= Michael Challen =

Anglican bishop

Michael Boyd Challen (born 27 May 1932) is a retired Australian Anglican bishop, active in the second half of the 20th century.

Challen was born in 1932 and attended Mentone Primary School and Mordialloc-Chelsea High. He graduated from the University of Melbourne in 1955; and entered Ridley College, Melbourne to train for the priesthood. He was ordained deacon in 1957 and priest in 1958. After a curacy in Essendon he was Director of the Melbourne Diocesan Centre from 1963 to 1969. Moving to Perth he became a missionary in the outback and in 1976 became Archdeacon of the country regions of Western Australia. The following year he became Assistant Bishop of Perth, serving until 1991. He was then Executive Director of the Brotherhood of St Laurence until 1999.
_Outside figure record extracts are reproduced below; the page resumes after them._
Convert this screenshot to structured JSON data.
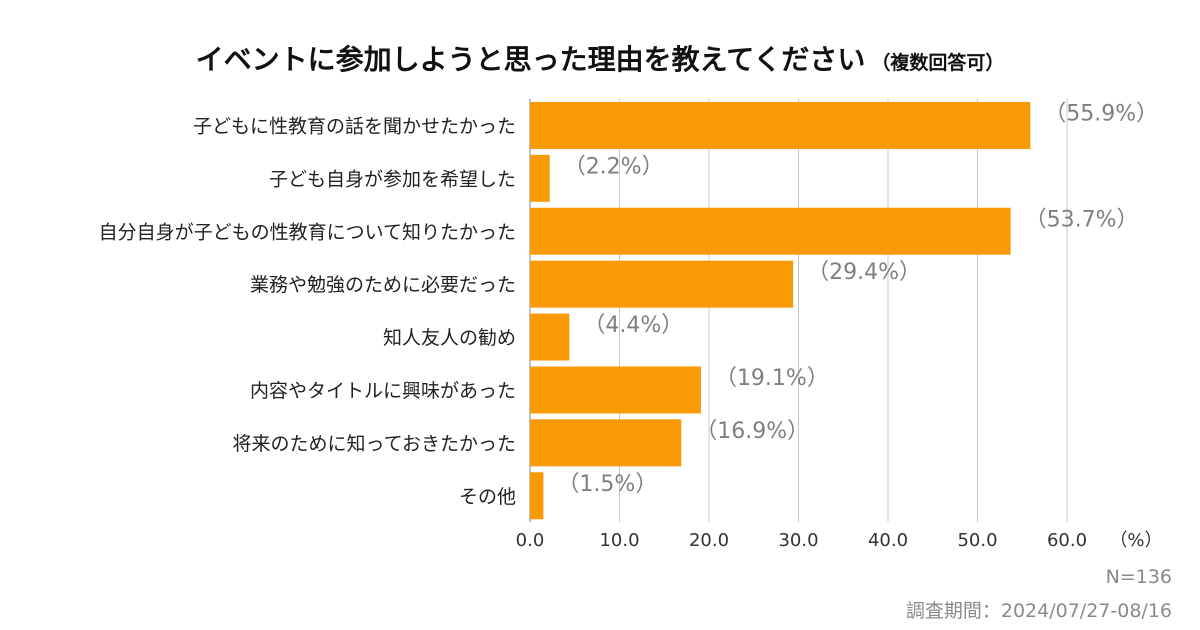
{
  "title": "イベントに参加しようと思った理由を教えてください",
  "subtitle": "（複数回答可）",
  "sample_size": "N=136",
  "survey_period": "調査期間：2024/07/27-08/16",
  "colors": {
    "bar": "#F79A05",
    "grid": "#c8c8c8",
    "axis": "#9a9a9a",
    "value_text": "#7f7f7f"
  },
  "chart_data": {
    "type": "bar",
    "orientation": "horizontal",
    "categories": [
      "子どもに性教育の話を聞かせたかった",
      "子ども自身が参加を希望した",
      "自分自身が子どもの性教育について知りたかった",
      "業務や勉強のために必要だった",
      "知人友人の勧め",
      "内容やタイトルに興味があった",
      "将来のために知っておきたかった",
      "その他"
    ],
    "values": [
      55.9,
      2.2,
      53.7,
      29.4,
      4.4,
      19.1,
      16.9,
      1.5
    ],
    "value_labels": [
      "（55.9%）",
      "（2.2%）",
      "（53.7%）",
      "（29.4%）",
      "（4.4%）",
      "（19.1%）",
      "（16.9%）",
      "（1.5%）"
    ],
    "xlim": [
      0,
      60
    ],
    "xticks": [
      "0.0",
      "10.0",
      "20.0",
      "30.0",
      "40.0",
      "50.0",
      "60.0"
    ],
    "xunit": "（%）",
    "grid": true
  }
}
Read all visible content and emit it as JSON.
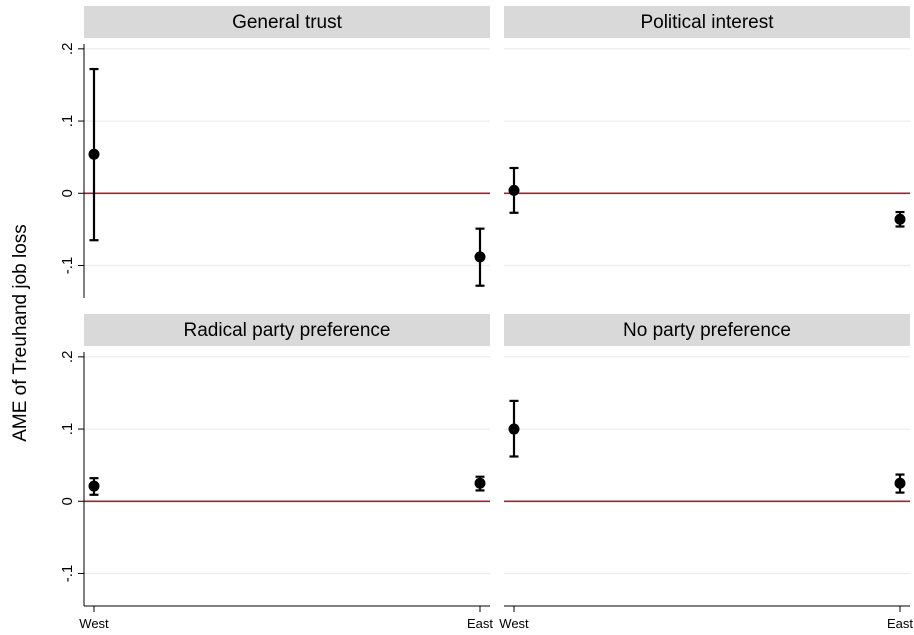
{
  "chart_data": {
    "type": "scatter",
    "subtype": "point-estimate-with-confidence-intervals",
    "ylabel": "AME of Treuhand job loss",
    "xlabel": "",
    "categories": [
      "West",
      "East"
    ],
    "y_ticks": [
      ".2",
      ".1",
      "0",
      "-.1"
    ],
    "y_tick_values": [
      0.2,
      0.1,
      0,
      -0.1
    ],
    "ylim": [
      -0.145,
      0.215
    ],
    "reference_line": 0,
    "grid": true,
    "colors": {
      "reference_line": "#8b2c35",
      "grid": "#e8ecef",
      "panel_header": "#d9d9d9",
      "points": "#000000"
    },
    "panels": [
      {
        "title": "General trust",
        "points": [
          {
            "x": "West",
            "y": 0.054,
            "lo": -0.065,
            "hi": 0.172
          },
          {
            "x": "East",
            "y": -0.088,
            "lo": -0.128,
            "hi": -0.049
          }
        ]
      },
      {
        "title": "Political interest",
        "points": [
          {
            "x": "West",
            "y": 0.004,
            "lo": -0.027,
            "hi": 0.035
          },
          {
            "x": "East",
            "y": -0.036,
            "lo": -0.046,
            "hi": -0.026
          }
        ]
      },
      {
        "title": "Radical party preference",
        "points": [
          {
            "x": "West",
            "y": 0.021,
            "lo": 0.009,
            "hi": 0.032
          },
          {
            "x": "East",
            "y": 0.025,
            "lo": 0.015,
            "hi": 0.034
          }
        ]
      },
      {
        "title": "No party preference",
        "points": [
          {
            "x": "West",
            "y": 0.1,
            "lo": 0.062,
            "hi": 0.139
          },
          {
            "x": "East",
            "y": 0.025,
            "lo": 0.012,
            "hi": 0.037
          }
        ]
      }
    ]
  }
}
In retirement, Challen was criticized by a 2012 inquiry into the institutional sexual abuse of boys in the care of Anglican residential homes for his role in allowing an offender to resign rather than reporting the matter to police. Challen's failure to act at this time was later cited as a critical factor in enabling the offender to go on to a long period of sexual offending as a junior cricket coach.

On 2 September 2026, the Governor-General of the Commonwealth of Australia terminated the appointment as a Member of the Order of Australia made to Mr Michael Boyd Challen.